CJID, Heinrich Böll Stiftung hosts dialogue, report launch on climate finance in Nigeria

In an effort to create public awareness on climate finance issues and how Nigeria could mobilise more resources to mitigate and adapt to the devastating impacts of climate change, the Centre for Journalism Innovation and Development (CJID) is partnering with the Heinrich Böll Stiftung (HBS) to host a public dialogue and report launch on “Unlocking Climate Finance for Nigeria: Between Aspirations and Realities” on Thursday.

The centre, known for its practice of advocacy, capacity building, and investigative reporting using open data and civic technology, will be hosting the event with the German foundation (HBS) to spark constructive conversations on how Nigeria could raise more financial resources to tackle the impending climate change crisis, as the world is looking forward to the UN climate conference (COP27) in Egypt later this year.

The dialogue will also unveil a critical assessment report that highlights how Nigeria has fared in its management of existing climate finances raised through the two-consecutive historic green bond issued within the past six years.

Green bonds

In 2017 and 2019, Nigeria rolled out two “green bonds” worth N10.69 billion and N15 billion respectively, becoming the first African country and the fourth in the world to raise a debt instrument entirely for the purpose of financing environmentally sustainable projects.

The objective of the bond was to fund projects in support of Nigeria’s carbon reduction pledges as enshrined in the Nationally Determined Contributions document submitted to the United Nations Framework Convention on Climate Change (UNFCCC).

This offered the country an opportunity to demonstrate leadership in its green financing agenda while getting exposure to new investors and solidifying the country’s commitment to the Paris Climate Change Agreement which was endorsed in 2015.

However, even though Nigeria is among the African countries that has increased its emission reduction ambitions under the updated NDC which was submitted in July last year, the implementation of climate change mitigation and adaptation efforts in developing nations like Nigeria continue to suffer major challenges due to a lack of adequate funding but also due to poor implementation of some of the green projects financed with funds available.

Why now?

Jochen Luckscheiter, HBS head of office, said: “The provision of climate finance is a key aspect from the perspective of developing countries like Nigeria who are committed to making measurable contributions to keep global warming below 2 degrees Celsius.”

However, he said, Nigeria lacks the financial muscle to realise this commitment on its own.

“The climate conference in Glasgow delivered only weak outcomes on climate finance. As Nigeria and the international community prepares for the forthcoming climate summit in Egypt this is an opportune time to have a critical discussion on how to unlock more climate finance for the country,” Mr Luckscheiter said.

The Acting Executive Director of CJID, Tobi Oluwatola, in a statement, said, “Climate finance is crucial if Africa is to wean itself off fossil fuel dependence and adapt to the effects of anthropogenic climate change.”
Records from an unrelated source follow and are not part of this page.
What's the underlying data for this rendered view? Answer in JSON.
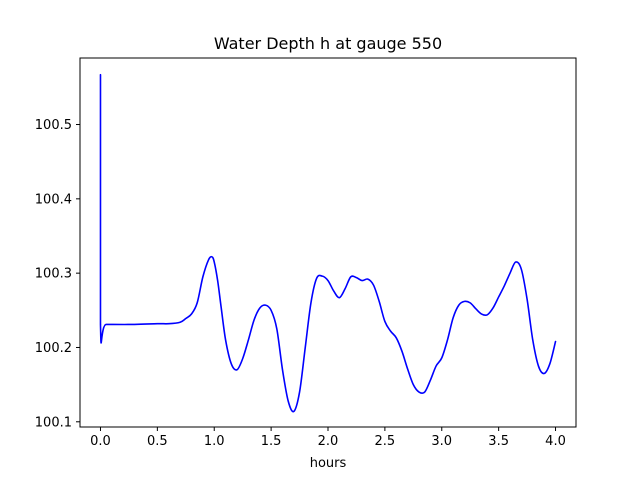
{
  "chart_data": {
    "type": "line",
    "title": "Water Depth h at gauge 550",
    "xlabel": "hours",
    "ylabel": "",
    "xlim": [
      -0.18,
      4.18
    ],
    "ylim": [
      100.093,
      100.5895
    ],
    "grid": false,
    "x_ticks": [
      0.0,
      0.5,
      1.0,
      1.5,
      2.0,
      2.5,
      3.0,
      3.5,
      4.0
    ],
    "x_tick_labels": [
      "0.0",
      "0.5",
      "1.0",
      "1.5",
      "2.0",
      "2.5",
      "3.0",
      "3.5",
      "4.0"
    ],
    "y_ticks": [
      100.1,
      100.2,
      100.3,
      100.4,
      100.5
    ],
    "y_tick_labels": [
      "100.1",
      "100.2",
      "100.3",
      "100.4",
      "100.5"
    ],
    "series": [
      {
        "color": "#0000ff",
        "x": [
          0.0,
          0.0,
          0.05,
          0.3,
          0.5,
          0.6,
          0.7,
          0.75,
          0.8,
          0.85,
          0.9,
          0.95,
          0.98,
          1.0,
          1.03,
          1.06,
          1.1,
          1.15,
          1.2,
          1.25,
          1.3,
          1.35,
          1.4,
          1.45,
          1.5,
          1.55,
          1.6,
          1.65,
          1.7,
          1.75,
          1.8,
          1.85,
          1.9,
          1.95,
          2.0,
          2.05,
          2.1,
          2.15,
          2.2,
          2.25,
          2.3,
          2.35,
          2.4,
          2.45,
          2.5,
          2.55,
          2.6,
          2.65,
          2.7,
          2.75,
          2.8,
          2.85,
          2.9,
          2.95,
          3.0,
          3.05,
          3.1,
          3.15,
          3.2,
          3.25,
          3.3,
          3.35,
          3.4,
          3.45,
          3.5,
          3.55,
          3.6,
          3.65,
          3.7,
          3.75,
          3.8,
          3.85,
          3.9,
          3.95,
          4.0
        ],
        "y": [
          100.567,
          100.231,
          100.231,
          100.231,
          100.232,
          100.232,
          100.234,
          100.239,
          100.245,
          100.26,
          100.295,
          100.318,
          100.322,
          100.315,
          100.29,
          100.255,
          100.21,
          100.178,
          100.17,
          100.185,
          100.21,
          100.237,
          100.253,
          100.257,
          100.25,
          100.225,
          100.17,
          100.128,
          100.114,
          100.14,
          100.2,
          100.26,
          100.293,
          100.296,
          100.29,
          100.276,
          100.267,
          100.279,
          100.295,
          100.294,
          100.29,
          100.292,
          100.284,
          100.262,
          100.235,
          100.222,
          100.213,
          100.195,
          100.171,
          100.15,
          100.14,
          100.14,
          100.156,
          100.175,
          100.186,
          100.21,
          100.24,
          100.257,
          100.262,
          100.26,
          100.252,
          100.245,
          100.244,
          100.253,
          100.268,
          100.283,
          100.3,
          100.315,
          100.305,
          100.265,
          100.21,
          100.175,
          100.165,
          100.178,
          100.208
        ]
      }
    ]
  }
}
He said the media needs to educate the public, especially entrepreneurs in the Renewable Energy space and communities on how to access financing for their projects.

“We are proud of the work that HBS is doing to help achieve this,” he added.

Akintunde Babatunde, a deputy director leading Development Practice, Research and Policy at the CJID, said “Even though Africa is already experiencing the negative consequences of climate change, some investments to tackle these issues lack clear accountability structures.”

“This event by HBS/CJID offers an opportunity to discuss these issues and identify how best to ensure effective utilisation of funds,” he said.